Economy | This Californian company sells products containing human feces to Canadians

By Alex Arsenych | CTV Network

TORONTO – The U.S. Food and Drug Administration (FDA) has sent a warning letter to an organization that appears to be selling products containing human feces without obtaining approval from the agency.

In March, the FDA wrote to Human Microbes, a California-based company that promotes itself as “the world’s largest, highest-quality stool donor bank” for fecal microbiota therapy (FMT) transplants, after reviewing the corporate’s website a month earlier.

According to Health Canada, FMT is the transfer of bacteria from a healthy person's stool right into a patient's gut to revive a healthy microbiome, through an enema, colonoscopy or other means.

A Health Canada spokesperson confirmed that this kind of therapy should only be used as a part of an approved clinical trial or to treat patients with recurrent Clostridium difficile (also generally known as C. difficile), a bacterium that causes diarrhea and intestinal disorders equivalent to colitis.

According to the Human Microbes website, FMT shows “promising results in clinical trials” in treating other conditions, including irritable bowel syndrome, Parkinson’s disease, multiple sclerosis, and mental disorders equivalent to depression and anxiety.

Human Microbes appears to be selling stool microbiota for transplantation via capsules and enemas within the US, Canada and the remainder of the world. The company is outwardly in search of high-quality stool donors and is offering $500 per donation.

The FDA's letter states that a legitimate Biologics License application is required for “lawful marketing” of those biologic products. Because these products are considered recent, an FDA-approved application is required to introduce and provide them. In addition, an Investigational New Drug application is required to permit the products to be distributed to people in clinical trials through the development phase.

According to the FDA, Human Microbes doesn’t have any of the required uses and is subsequently “both an unapproved new drug and an unlicensed biological product.”

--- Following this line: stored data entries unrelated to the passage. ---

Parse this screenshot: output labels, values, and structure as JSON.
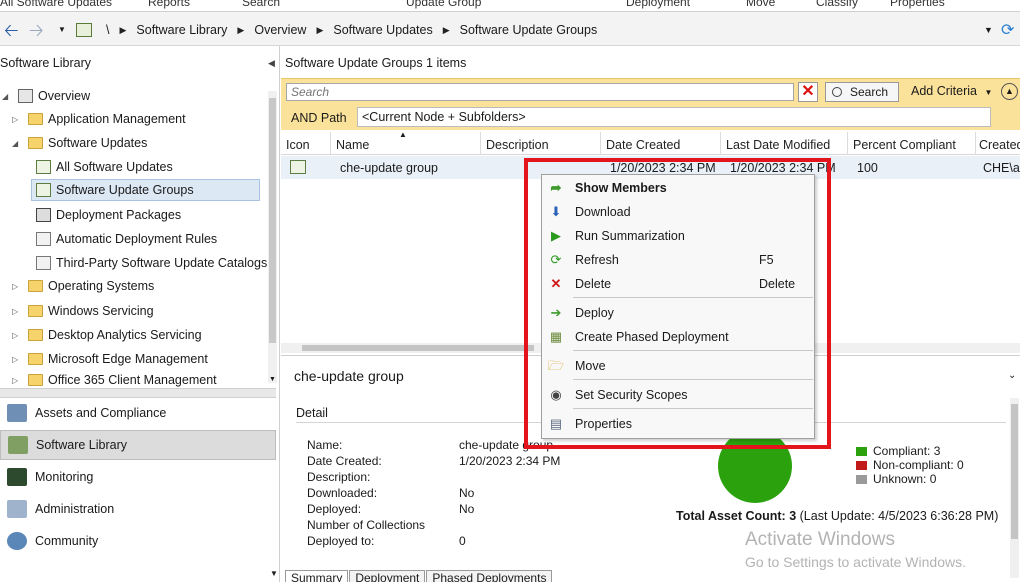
{
  "ribbon": [
    "All Software Updates",
    "Reports",
    "Search",
    "Update Group",
    "Deployment",
    "Move",
    "Classify",
    "Properties"
  ],
  "address": {
    "root": "\\",
    "crumbs": [
      "Software Library",
      "Overview",
      "Software Updates",
      "Software Update Groups"
    ]
  },
  "left": {
    "title": "Software Library",
    "tree": [
      {
        "label": "Overview"
      },
      {
        "label": "Application Management"
      },
      {
        "label": "Software Updates"
      },
      {
        "label": "All Software Updates"
      },
      {
        "label": "Software Update Groups"
      },
      {
        "label": "Deployment Packages"
      },
      {
        "label": "Automatic Deployment Rules"
      },
      {
        "label": "Third-Party Software Update Catalogs"
      },
      {
        "label": "Operating Systems"
      },
      {
        "label": "Windows Servicing"
      },
      {
        "label": "Desktop Analytics Servicing"
      },
      {
        "label": "Microsoft Edge Management"
      },
      {
        "label": "Office 365 Client Management"
      }
    ],
    "workspaces": [
      "Assets and Compliance",
      "Software Library",
      "Monitoring",
      "Administration",
      "Community"
    ]
  },
  "list": {
    "title": "Software Update Groups 1 items",
    "search_placeholder": "Search",
    "search_button": "Search",
    "add_criteria": "Add Criteria",
    "path_label": "AND Path",
    "path_value": "<Current Node + Subfolders>",
    "columns": [
      "Icon",
      "Name",
      "Description",
      "Date Created",
      "Last Date Modified",
      "Percent Compliant",
      "Created"
    ],
    "rows": [
      {
        "name": "che-update group",
        "date_created": "1/20/2023 2:34 PM",
        "last_modified": "1/20/2023 2:34 PM",
        "percent": "100",
        "created_by": "CHE\\ad"
      }
    ]
  },
  "detail": {
    "title": "che-update group",
    "section": "Detail",
    "fields": [
      {
        "k": "Name:",
        "v": "che-update group"
      },
      {
        "k": "Date Created:",
        "v": "1/20/2023 2:34 PM"
      },
      {
        "k": "Description:",
        "v": ""
      },
      {
        "k": "Downloaded:",
        "v": "No"
      },
      {
        "k": "Deployed:",
        "v": "No"
      },
      {
        "k": "Number of Collections",
        "v": ""
      },
      {
        "k": "Deployed to:",
        "v": "0"
      }
    ],
    "legend": [
      {
        "label": "Compliant: 3",
        "color": "#2ba20d"
      },
      {
        "label": "Non-compliant: 0",
        "color": "#c01a1a"
      },
      {
        "label": "Unknown: 0",
        "color": "#9a9a9a"
      }
    ],
    "total_label": "Total Asset Count: 3",
    "total_update": "(Last Update: 4/5/2023 6:36:28 PM)",
    "tabs": [
      "Summary",
      "Deployment",
      "Phased Deployments"
    ]
  },
  "watermark": {
    "line1": "Activate Windows",
    "line2": "Go to Settings to activate Windows."
  },
  "context_menu": {
    "items": [
      {
        "label": "Show Members",
        "icon": "arrow-right-icon",
        "bold": true
      },
      {
        "label": "Download",
        "icon": "download-icon"
      },
      {
        "label": "Run Summarization",
        "icon": "play-icon"
      },
      {
        "label": "Refresh",
        "icon": "refresh-icon",
        "shortcut": "F5"
      },
      {
        "label": "Delete",
        "icon": "delete-icon",
        "shortcut": "Delete"
      },
      {
        "label": "Deploy",
        "icon": "deploy-icon"
      },
      {
        "label": "Create Phased Deployment",
        "icon": "phased-icon"
      },
      {
        "label": "Move",
        "icon": "folder-move-icon"
      },
      {
        "label": "Set Security Scopes",
        "icon": "lock-icon"
      },
      {
        "label": "Properties",
        "icon": "properties-icon"
      }
    ]
  },
  "colors": {
    "accent_yellow": "#fbe29a",
    "highlight_red": "#e3141b",
    "compliant_green": "#2ba20d"
  }
}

The agency also notes that, in line with its November 2022 guidance, there are limited data on FMT treatment for diseases apart from C. difficile, and investigating this treatment for other uses is outside FDA's enforcement discretion.

“Although your website advises patients to 'discuss their plans with their physician,' it offers your products directly to patients, including for self-administration,” the letter states. “Therefore, there is no guarantee that a licensed healthcare provider treating each of these patients will direct the screening and examination of the stool donor and the patient's stool as described in the November 2022 guidance.”

The letter also states that these particular products pose “potentially significant safety concerns” attributable to inadequate controls.

The FDA has directed Human Microbes to review its website and materials to make sure they comply with the Federal Food, Drug, and Cosmetic and Public Health Service Acts and has requested a response about what next steps the corporate will take to correct any violations or provide a rationale why the products don’t violate.

Rebyota and Vowst are each currently listed as FDA-approved products to combat fecal microbiota.

In a blog post responding to the FDA letter, Michael Harrop, founding father of Human Microbes, said that they had planned to run the products in a clinical trial, “but all I could find was companies that would charge me $1,500 to tell me whether that was possible or not.”

“I also reached out to the FDA to get approval for an IND (Investigational New Drug) application and never received a response. So I continued as before,” Harrop's post reads. He agrees that Human Microbes needs to be regulated, but as a “source of stool donors” reasonably than as a drug developer.

“I am looking for people who are healthy enough to be stool donors. Researchers, doctors, clinical trials, etc. can then purchase stool from our donors. I am not sure what the exact requirements are, but it is generally said that the IND requirements are extremely onerous,” Harrop's post reads.

According to a Health Canada guideline published in 2015, FMT may be used to treat C. difficile that has failed conventional therapies. Licensed health care professionals can treat patients with this manner of therapy without the necessity to submit a clinical trial application if certain conditions are met, equivalent to that the stool used comes from a single donor known to the patient or health care skilled and that the donor has been tested for all relevant communicable diseases.

Outside of those circumstances, using stool therapy should be a part of an approved clinical trial.

A spokesperson for Canada's Ministry of Health said that stool therapy is taken into account a drug since it meets the definition of the Canadian Food and Drug Act, which states that any substance may be used to “diagnose, treat, mitigate or prevent disease.”

“The active ingredient is the human microbiota contained in stool, not the stool itself. Researchers are only beginning to understand the important role that the human microbiota (bacteria that colonize the skin, gut and other tissue surfaces) appears to play in human health,” the emailed statement said.

As with all recent drugs, Health Canada stressed the importance of conducting clinical trials to adequately assess the security and efficacy of this treatment. As of June 2024, Health Canada says it has approved 68 clinical trials for stool therapies.

While Health Canada didn’t comment specifically on human microbes, it stated that only approved products could also be advertised and sold within the country.

“It is illegal in Canada to sell unapproved health products or make false or misleading claims to prevent, treat or cure disease.”